I'm not an expert of cluster or Bea, but in performance analisis problems there isn't only CPU. What are the data about memory, disk and network? The tools to get data about are top (cpu and memory, with many details and also per process), vmstat (memory, cpu, disk), sar (sysstat package on linux, with all possible data and historic recordings). Then, what is the operating system of such machines and in which version?

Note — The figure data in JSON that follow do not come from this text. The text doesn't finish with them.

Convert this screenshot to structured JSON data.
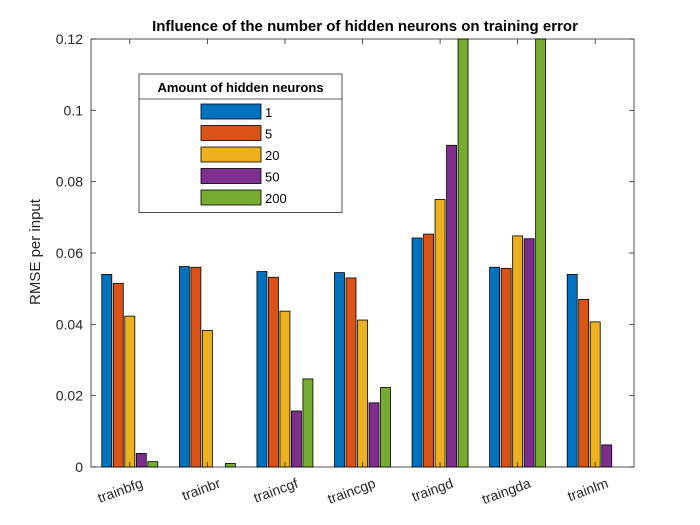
{
  "chart_data": {
    "type": "bar",
    "title": "Influence of the number of hidden neurons on training error",
    "xlabel": "",
    "ylabel": "RMSE per input",
    "ylim": [
      0,
      0.12
    ],
    "yticks": [
      "0",
      "0.02",
      "0.04",
      "0.06",
      "0.08",
      "0.1",
      "0.12"
    ],
    "categories": [
      "trainbfg",
      "trainbr",
      "traincgf",
      "traincgp",
      "traingd",
      "traingda",
      "trainlm"
    ],
    "legend_title": "Amount of hidden neurons",
    "legend_position": "upper-left",
    "series": [
      {
        "name": "1",
        "color": "#0072BD",
        "values": [
          0.054,
          0.0562,
          0.0548,
          0.0545,
          0.0642,
          0.056,
          0.054
        ]
      },
      {
        "name": "5",
        "color": "#D95319",
        "values": [
          0.0515,
          0.056,
          0.0532,
          0.053,
          0.0653,
          0.0557,
          0.047
        ]
      },
      {
        "name": "20",
        "color": "#EDB120",
        "values": [
          0.0423,
          0.0383,
          0.0437,
          0.0412,
          0.075,
          0.0648,
          0.0407
        ]
      },
      {
        "name": "50",
        "color": "#7E2F8E",
        "values": [
          0.0038,
          0,
          0.0157,
          0.018,
          0.0902,
          0.064,
          0.0062
        ]
      },
      {
        "name": "200",
        "color": "#77AC30",
        "values": [
          0.0015,
          0.001,
          0.0247,
          0.0223,
          0.12,
          0.12,
          0
        ]
      }
    ]
  }
}
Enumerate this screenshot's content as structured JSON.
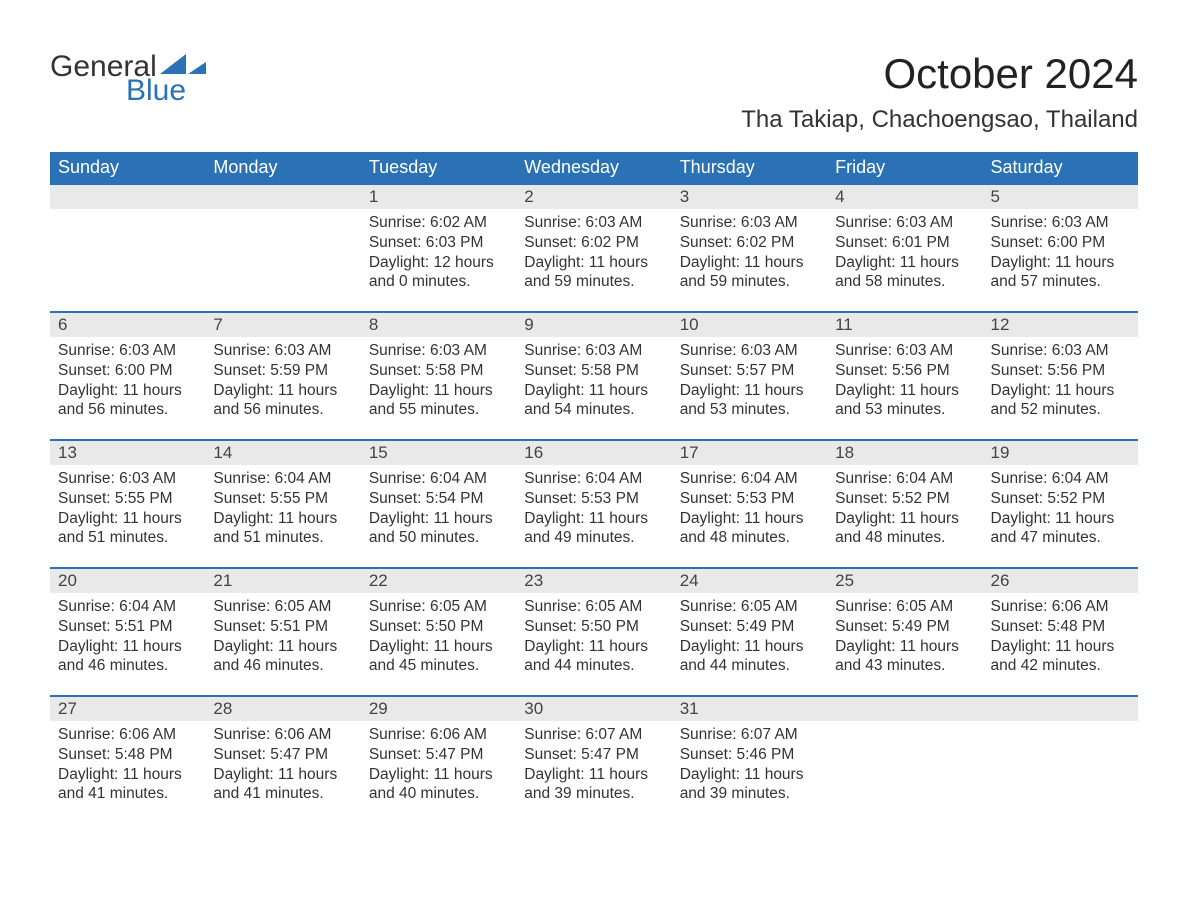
{
  "brand": {
    "part1": "General",
    "part2": "Blue",
    "text_color": "#333333",
    "accent_color": "#2a72b5"
  },
  "title": "October 2024",
  "location": "Tha Takiap, Chachoengsao, Thailand",
  "colors": {
    "header_bg": "#2a72b5",
    "header_fg": "#ffffff",
    "daybar_bg": "#e9e9e9",
    "daybar_border": "#2a72b5",
    "page_bg": "#ffffff",
    "text": "#333333"
  },
  "typography": {
    "title_fontsize": 42,
    "location_fontsize": 24,
    "header_fontsize": 18,
    "cell_fontsize": 15.5
  },
  "day_headers": [
    "Sunday",
    "Monday",
    "Tuesday",
    "Wednesday",
    "Thursday",
    "Friday",
    "Saturday"
  ],
  "weeks": [
    [
      null,
      null,
      {
        "n": "1",
        "sunrise": "Sunrise: 6:02 AM",
        "sunset": "Sunset: 6:03 PM",
        "dl1": "Daylight: 12 hours",
        "dl2": "and 0 minutes."
      },
      {
        "n": "2",
        "sunrise": "Sunrise: 6:03 AM",
        "sunset": "Sunset: 6:02 PM",
        "dl1": "Daylight: 11 hours",
        "dl2": "and 59 minutes."
      },
      {
        "n": "3",
        "sunrise": "Sunrise: 6:03 AM",
        "sunset": "Sunset: 6:02 PM",
        "dl1": "Daylight: 11 hours",
        "dl2": "and 59 minutes."
      },
      {
        "n": "4",
        "sunrise": "Sunrise: 6:03 AM",
        "sunset": "Sunset: 6:01 PM",
        "dl1": "Daylight: 11 hours",
        "dl2": "and 58 minutes."
      },
      {
        "n": "5",
        "sunrise": "Sunrise: 6:03 AM",
        "sunset": "Sunset: 6:00 PM",
        "dl1": "Daylight: 11 hours",
        "dl2": "and 57 minutes."
      }
    ],
    [
      {
        "n": "6",
        "sunrise": "Sunrise: 6:03 AM",
        "sunset": "Sunset: 6:00 PM",
        "dl1": "Daylight: 11 hours",
        "dl2": "and 56 minutes."
      },
      {
        "n": "7",
        "sunrise": "Sunrise: 6:03 AM",
        "sunset": "Sunset: 5:59 PM",
        "dl1": "Daylight: 11 hours",
        "dl2": "and 56 minutes."
      },
      {
        "n": "8",
        "sunrise": "Sunrise: 6:03 AM",
        "sunset": "Sunset: 5:58 PM",
        "dl1": "Daylight: 11 hours",
        "dl2": "and 55 minutes."
      },
      {
        "n": "9",
        "sunrise": "Sunrise: 6:03 AM",
        "sunset": "Sunset: 5:58 PM",
        "dl1": "Daylight: 11 hours",
        "dl2": "and 54 minutes."
      },
      {
        "n": "10",
        "sunrise": "Sunrise: 6:03 AM",
        "sunset": "Sunset: 5:57 PM",
        "dl1": "Daylight: 11 hours",
        "dl2": "and 53 minutes."
      },
      {
        "n": "11",
        "sunrise": "Sunrise: 6:03 AM",
        "sunset": "Sunset: 5:56 PM",
        "dl1": "Daylight: 11 hours",
        "dl2": "and 53 minutes."
      },
      {
        "n": "12",
        "sunrise": "Sunrise: 6:03 AM",
        "sunset": "Sunset: 5:56 PM",
        "dl1": "Daylight: 11 hours",
        "dl2": "and 52 minutes."
      }
    ],
    [
      {
        "n": "13",
        "sunrise": "Sunrise: 6:03 AM",
        "sunset": "Sunset: 5:55 PM",
        "dl1": "Daylight: 11 hours",
        "dl2": "and 51 minutes."
      },
      {
        "n": "14",
        "sunrise": "Sunrise: 6:04 AM",
        "sunset": "Sunset: 5:55 PM",
        "dl1": "Daylight: 11 hours",
        "dl2": "and 51 minutes."
      },
      {
        "n": "15",
        "sunrise": "Sunrise: 6:04 AM",
        "sunset": "Sunset: 5:54 PM",
        "dl1": "Daylight: 11 hours",
        "dl2": "and 50 minutes."
      },
      {
        "n": "16",
        "sunrise": "Sunrise: 6:04 AM",
        "sunset": "Sunset: 5:53 PM",
        "dl1": "Daylight: 11 hours",
        "dl2": "and 49 minutes."
      },
      {
        "n": "17",
        "sunrise": "Sunrise: 6:04 AM",
        "sunset": "Sunset: 5:53 PM",
        "dl1": "Daylight: 11 hours",
        "dl2": "and 48 minutes."
      },
      {
        "n": "18",
        "sunrise": "Sunrise: 6:04 AM",
        "sunset": "Sunset: 5:52 PM",
        "dl1": "Daylight: 11 hours",
        "dl2": "and 48 minutes."
      },
      {
        "n": "19",
        "sunrise": "Sunrise: 6:04 AM",
        "sunset": "Sunset: 5:52 PM",
        "dl1": "Daylight: 11 hours",
        "dl2": "and 47 minutes."
      }
    ],
    [
      {
        "n": "20",
        "sunrise": "Sunrise: 6:04 AM",
        "sunset": "Sunset: 5:51 PM",
        "dl1": "Daylight: 11 hours",
        "dl2": "and 46 minutes."
      },
      {
        "n": "21",
        "sunrise": "Sunrise: 6:05 AM",
        "sunset": "Sunset: 5:51 PM",
        "dl1": "Daylight: 11 hours",
        "dl2": "and 46 minutes."
      },
      {
        "n": "22",
        "sunrise": "Sunrise: 6:05 AM",
        "sunset": "Sunset: 5:50 PM",
        "dl1": "Daylight: 11 hours",
        "dl2": "and 45 minutes."
      },
      {
        "n": "23",
        "sunrise": "Sunrise: 6:05 AM",
        "sunset": "Sunset: 5:50 PM",
        "dl1": "Daylight: 11 hours",
        "dl2": "and 44 minutes."
      },
      {
        "n": "24",
        "sunrise": "Sunrise: 6:05 AM",
        "sunset": "Sunset: 5:49 PM",
        "dl1": "Daylight: 11 hours",
        "dl2": "and 44 minutes."
      },
      {
        "n": "25",
        "sunrise": "Sunrise: 6:05 AM",
        "sunset": "Sunset: 5:49 PM",
        "dl1": "Daylight: 11 hours",
        "dl2": "and 43 minutes."
      },
      {
        "n": "26",
        "sunrise": "Sunrise: 6:06 AM",
        "sunset": "Sunset: 5:48 PM",
        "dl1": "Daylight: 11 hours",
        "dl2": "and 42 minutes."
      }
    ],
    [
      {
        "n": "27",
        "sunrise": "Sunrise: 6:06 AM",
        "sunset": "Sunset: 5:48 PM",
        "dl1": "Daylight: 11 hours",
        "dl2": "and 41 minutes."
      },
      {
        "n": "28",
        "sunrise": "Sunrise: 6:06 AM",
        "sunset": "Sunset: 5:47 PM",
        "dl1": "Daylight: 11 hours",
        "dl2": "and 41 minutes."
      },
      {
        "n": "29",
        "sunrise": "Sunrise: 6:06 AM",
        "sunset": "Sunset: 5:47 PM",
        "dl1": "Daylight: 11 hours",
        "dl2": "and 40 minutes."
      },
      {
        "n": "30",
        "sunrise": "Sunrise: 6:07 AM",
        "sunset": "Sunset: 5:47 PM",
        "dl1": "Daylight: 11 hours",
        "dl2": "and 39 minutes."
      },
      {
        "n": "31",
        "sunrise": "Sunrise: 6:07 AM",
        "sunset": "Sunset: 5:46 PM",
        "dl1": "Daylight: 11 hours",
        "dl2": "and 39 minutes."
      },
      null,
      null
    ]
  ]
}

  • I realize that it's not just CPU, but that's the one thing that really jumps out as a problem. The memory usage and network statistics all look normal across the board.
    – user36390
    Mar 2 '10 at 19:15
  • Sorry, but then I don't understan what is your problem. A CPU load of 50 or 60% as maximum per se in my knowledge isn't a problem. If your users experiments lags then it could be usefull a deeper analisis of all circumstances and performance factors to identify the reasons. Mar 3 '10 at 12:20
  • To clarify: you're saying that it's normal for one server in a cluster of four servers (all with equal number of transactions) to have a CPU running at 50-60% while the other three servers almost never exceed 10%? I'm not expert at CPU profiling, but I think my concern is legitimate.
    – user36390
    Mar 3 '10 at 15:49
  • Thanks for clarifing, I didn't understood the scenario because for me it wasn't clear that it was a load sharing cluster and b.e. not only an HA cluster. Anyway, also if in such case that's couldn't be normal I don't see why the users should experience problems if a node has CPU at 50%, because it's not a very high load. Do you can correlate for sure such suffering users with that particular node and do you know why it is more loaded? If not, maybe could be useful to analyze other performance's elements of that node to understand the reasons. Mar 3 '10 at 22:21

I would install a Java probe and profile the web application to further investigate where is exactly that 50% CPU going.


Trigger a thread dump or two on each of the servers. You will likely find one of the servers has a thread running which is not running on the other servers. Also check memory utilization via the console. I have seen WebLogic get into a garbage collection loop when there isn't enough memory.